Puerto Rico and imperial machinations

Ricardo Rosselló, governor of a U.S. territory where power, thanks to Hurricane Maria, remains out for 36 percent of the population, tried making nice with Congress; now, incensed by how the tax bill on the verge of passing will punish investors, he’s lashing out.

Rosselló is particularly irked over portions of the law that impose a 12.5 percent tax on “intangible assets” of U.S. companies abroad and a minimum of a 10 percent tax on companies’ profits abroad, meaning businesses with operations in Puerto Rico will pay higher taxes than their counterparts on the U.S. mainland. The measure in the GOP tax bill is designed to stop American companies from avoiding taxes by shifting profits overseas. But it would also apply to Puerto Rico because the island is treated as both a foreign and domestic entity under the U.S. tax code.

Speaking of scathing, Refugees International excoriated the Puerto Rican government and FEMA’s bungled coordination:

Comparing it with past natural disasters, such as the 2010 Haitian earthquake, the group found the U.S. response lacking.
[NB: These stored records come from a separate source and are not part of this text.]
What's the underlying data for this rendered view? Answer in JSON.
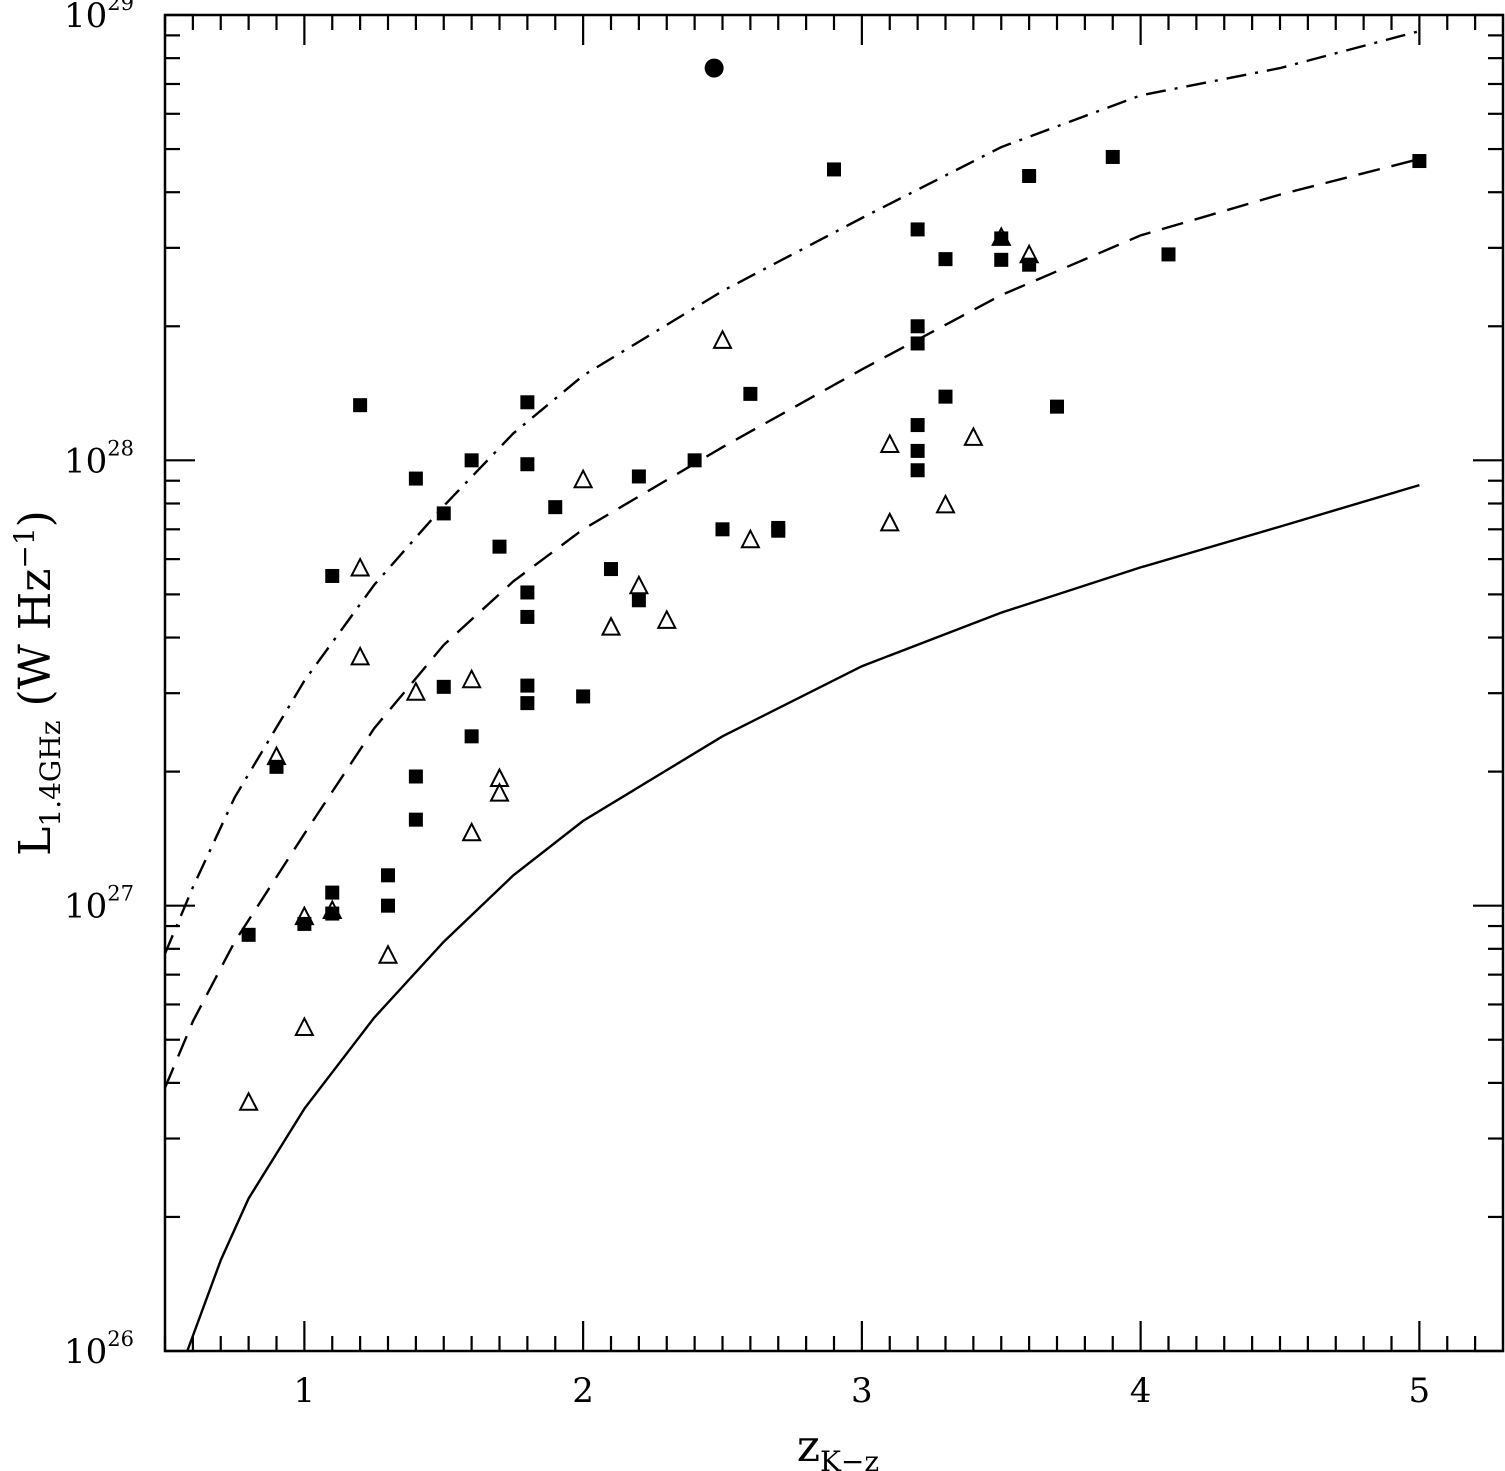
{
  "chart_data": {
    "type": "scatter",
    "title": "",
    "xlabel": {
      "main": "z",
      "sub": "K−z"
    },
    "ylabel": {
      "main": "L",
      "sub": "1.4GHz",
      "rest": " (W Hz",
      "exp": "−1",
      "close": ")"
    },
    "x_range": [
      0.5,
      5.3
    ],
    "y_range_log10": [
      26,
      29
    ],
    "y_scale": "log",
    "x_ticks": [
      "1",
      "2",
      "3",
      "4",
      "5"
    ],
    "y_ticks": [
      {
        "base": "10",
        "exp": "26"
      },
      {
        "base": "10",
        "exp": "27"
      },
      {
        "base": "10",
        "exp": "28"
      },
      {
        "base": "10",
        "exp": "29"
      }
    ],
    "series": [
      {
        "name": "filled squares",
        "marker": "filled-square",
        "points": [
          [
            0.8,
            8.6e+26
          ],
          [
            0.9,
            2.05e+27
          ],
          [
            1.0,
            9.1e+26
          ],
          [
            1.1,
            1.07e+27
          ],
          [
            1.1,
            9.6e+26
          ],
          [
            1.2,
            1.33e+28
          ],
          [
            1.1,
            5.5e+27
          ],
          [
            1.3,
            1.17e+27
          ],
          [
            1.3,
            1e+27
          ],
          [
            1.4,
            1.56e+27
          ],
          [
            1.4,
            1.95e+27
          ],
          [
            1.4,
            9.1e+27
          ],
          [
            1.5,
            7.6e+27
          ],
          [
            1.5,
            3.1e+27
          ],
          [
            1.6,
            2.4e+27
          ],
          [
            1.6,
            1e+28
          ],
          [
            1.7,
            6.4e+27
          ],
          [
            1.8,
            9.8e+27
          ],
          [
            1.8,
            1.35e+28
          ],
          [
            1.8,
            5.05e+27
          ],
          [
            1.8,
            4.45e+27
          ],
          [
            1.8,
            3.12e+27
          ],
          [
            1.8,
            2.85e+27
          ],
          [
            1.9,
            7.85e+27
          ],
          [
            2.0,
            2.95e+27
          ],
          [
            2.1,
            5.7e+27
          ],
          [
            2.2,
            4.85e+27
          ],
          [
            2.2,
            9.2e+27
          ],
          [
            2.4,
            1e+28
          ],
          [
            2.5,
            7e+27
          ],
          [
            2.6,
            1.41e+28
          ],
          [
            2.7,
            7.05e+27
          ],
          [
            2.7,
            6.95e+27
          ],
          [
            2.9,
            4.5e+28
          ],
          [
            3.2,
            3.3e+28
          ],
          [
            3.2,
            2e+28
          ],
          [
            3.2,
            1.83e+28
          ],
          [
            3.2,
            1.2e+28
          ],
          [
            3.2,
            1.05e+28
          ],
          [
            3.2,
            9.5e+27
          ],
          [
            3.3,
            1.39e+28
          ],
          [
            3.3,
            2.83e+28
          ],
          [
            3.5,
            3.15e+28
          ],
          [
            3.5,
            2.82e+28
          ],
          [
            3.6,
            2.75e+28
          ],
          [
            3.6,
            4.35e+28
          ],
          [
            3.7,
            1.32e+28
          ],
          [
            3.9,
            4.8e+28
          ],
          [
            4.1,
            2.9e+28
          ],
          [
            5.0,
            4.7e+28
          ]
        ]
      },
      {
        "name": "open triangles",
        "marker": "open-triangle",
        "points": [
          [
            0.8,
            3.6e+26
          ],
          [
            0.9,
            2.15e+27
          ],
          [
            1.0,
            9.4e+26
          ],
          [
            1.0,
            5.3e+26
          ],
          [
            1.1,
            9.7e+26
          ],
          [
            1.2,
            5.7e+27
          ],
          [
            1.2,
            3.6e+27
          ],
          [
            1.3,
            7.7e+26
          ],
          [
            1.4,
            3e+27
          ],
          [
            1.6,
            3.2e+27
          ],
          [
            1.6,
            1.45e+27
          ],
          [
            1.7,
            1.92e+27
          ],
          [
            1.7,
            1.78e+27
          ],
          [
            2.0,
            9e+27
          ],
          [
            2.1,
            4.2e+27
          ],
          [
            2.2,
            5.2e+27
          ],
          [
            2.3,
            4.35e+27
          ],
          [
            2.5,
            1.85e+28
          ],
          [
            2.6,
            6.6e+27
          ],
          [
            3.1,
            1.08e+28
          ],
          [
            3.1,
            7.2e+27
          ],
          [
            3.3,
            7.9e+27
          ],
          [
            3.4,
            1.12e+28
          ],
          [
            3.5,
            3.15e+28
          ],
          [
            3.6,
            2.88e+28
          ]
        ]
      },
      {
        "name": "filled circle",
        "marker": "filled-circle",
        "points": [
          [
            2.47,
            7.6e+28
          ]
        ]
      }
    ],
    "curves": [
      {
        "name": "solid",
        "style": "solid",
        "points": [
          [
            0.58,
            1e+26
          ],
          [
            0.7,
            1.6e+26
          ],
          [
            0.8,
            2.2e+26
          ],
          [
            1.0,
            3.5e+26
          ],
          [
            1.25,
            5.6e+26
          ],
          [
            1.5,
            8.3e+26
          ],
          [
            1.75,
            1.17e+27
          ],
          [
            2.0,
            1.55e+27
          ],
          [
            2.5,
            2.4e+27
          ],
          [
            3.0,
            3.45e+27
          ],
          [
            3.5,
            4.55e+27
          ],
          [
            4.0,
            5.75e+27
          ],
          [
            4.5,
            7.1e+27
          ],
          [
            5.0,
            8.8e+27
          ]
        ]
      },
      {
        "name": "dashed",
        "style": "dashed",
        "points": [
          [
            0.5,
            3.9e+26
          ],
          [
            0.6,
            5.5e+26
          ],
          [
            0.75,
            8.3e+26
          ],
          [
            1.0,
            1.45e+27
          ],
          [
            1.25,
            2.5e+27
          ],
          [
            1.5,
            3.85e+27
          ],
          [
            1.75,
            5.35e+27
          ],
          [
            2.0,
            7e+27
          ],
          [
            2.5,
            1.07e+28
          ],
          [
            3.0,
            1.6e+28
          ],
          [
            3.5,
            2.35e+28
          ],
          [
            4.0,
            3.2e+28
          ],
          [
            4.5,
            3.95e+28
          ],
          [
            5.0,
            4.75e+28
          ]
        ]
      },
      {
        "name": "dot-dashed",
        "style": "dash-dot",
        "points": [
          [
            0.5,
            7.8e+26
          ],
          [
            0.6,
            1.1e+27
          ],
          [
            0.75,
            1.75e+27
          ],
          [
            1.0,
            3.2e+27
          ],
          [
            1.25,
            5.25e+27
          ],
          [
            1.5,
            7.9e+27
          ],
          [
            1.75,
            1.15e+28
          ],
          [
            2.0,
            1.55e+28
          ],
          [
            2.5,
            2.4e+28
          ],
          [
            3.0,
            3.5e+28
          ],
          [
            3.5,
            5.05e+28
          ],
          [
            4.0,
            6.6e+28
          ],
          [
            4.5,
            7.6e+28
          ],
          [
            5.0,
            9.2e+28
          ]
        ]
      }
    ],
    "grid": false,
    "legend": "none"
  }
}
In Haiti, the group says 8,000 U.S. troops were deployed to the island within two days of the disaster. In Puerto Rico, it took 10 days for 4,500 U.S. troops to arrive. Central to FEMA’s problematic response, Refugees International says, is that the federal agency is designed to supplement local and state disaster response efforts. But in Puerto Rico, the group found, municipalities and the Commonwealth had “limited capacity and ability to respond.”

Fifteen days ago, I dined with the warm and marvelous parents of a Puerto Rican friend. From their smiles it was impossible for me to tell that at home they still had no power and didn’t expect restoration until March. Please ponder this revelation for a moment. March 2018. Puerto Ricans enjoy no respite from the tropical climate; it’s humid or less humid. The machinations of their government fascinate them not a bit. Whether the imperial capital located thousands of miles north shows little besides a mercenary interest in the territory it regards as a colony matters less than fresh hot coffee in the morning.